Articles like this make one think of John Henry vs. the steam drill. John Henry beat the steam drill, once, and died. Soon, there was a better steam drill.

"Vibe coding" is only a few months old. ChatGPT was released less than three years ago. The singularity is just getting started.

History of computer chess:

- 1957 - early programs that played chess very badly. Excessive optimism

- 1967 - programs that play amateur chess

- 1976 - first tournament win

- 1980s - top programs not much stronger, but now running on PCs.

- 1996 - first win against grandmaster

- 2005 - last lose by top program against grandmaster

- 2025 - all the good programs can trounce any human.

LLMs are probably at the 1996 level now.

Chess is a bad example. Even a "stupid" computer that is sufficiently powerful can just brute-force-search its way to a win. There's nothing special here, it's basically just deeper and deeper search. Put another way. the limitation was always about sufficiently powerful hardware.

I'm not sure the same can be said about LLMs.

It seems a bit presumptuous that software and hardware would not evolve past May 2025 to improve watts/token over time, or whatever metric you choose. Consumer-grade GPUs didn't really arrive until 1995, and industry didn't really standardize OpenGL until the early 90s, consumer-grade GPUs didn't have OpenGL support until much later. Vulkan didn't come along until 2016. It's mostly an artificial limit that I can't buy a 4070 with 1TB of memory at Best Buy for $1200, or will be, in a year or two. I would expect watts/token to decrease by at least half by the end of the decade.

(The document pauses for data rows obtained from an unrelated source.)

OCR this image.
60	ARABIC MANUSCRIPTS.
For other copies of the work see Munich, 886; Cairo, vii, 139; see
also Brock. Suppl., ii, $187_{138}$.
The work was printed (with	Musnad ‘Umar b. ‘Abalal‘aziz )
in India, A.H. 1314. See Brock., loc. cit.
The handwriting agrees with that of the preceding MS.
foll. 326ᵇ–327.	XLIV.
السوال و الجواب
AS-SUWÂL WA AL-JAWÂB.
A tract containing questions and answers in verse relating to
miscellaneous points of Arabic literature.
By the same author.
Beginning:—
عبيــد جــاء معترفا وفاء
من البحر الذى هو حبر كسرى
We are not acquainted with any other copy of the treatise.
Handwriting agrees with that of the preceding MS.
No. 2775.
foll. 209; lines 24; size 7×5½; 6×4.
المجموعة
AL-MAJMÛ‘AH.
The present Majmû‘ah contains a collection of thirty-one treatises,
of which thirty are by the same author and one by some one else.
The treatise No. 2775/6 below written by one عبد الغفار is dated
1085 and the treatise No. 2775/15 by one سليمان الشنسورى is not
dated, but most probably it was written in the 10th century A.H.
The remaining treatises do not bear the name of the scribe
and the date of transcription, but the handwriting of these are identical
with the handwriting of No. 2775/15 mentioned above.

How do you not see its still just deeper and deeper search?

In a sense, yes, but my point is that it is not a given that making LLMs bigger and bigger will make them qualitatively much better than they currently are.

Did 1957 level plays a wrong move according to the rules of the games? Like moving a bishop horizontally? And randomly?

Don't forget that in, 1957, computer's performance was much lower than today's. I wonder how a 1957 approach would fare on today's computer after removing limitations based on past limitations?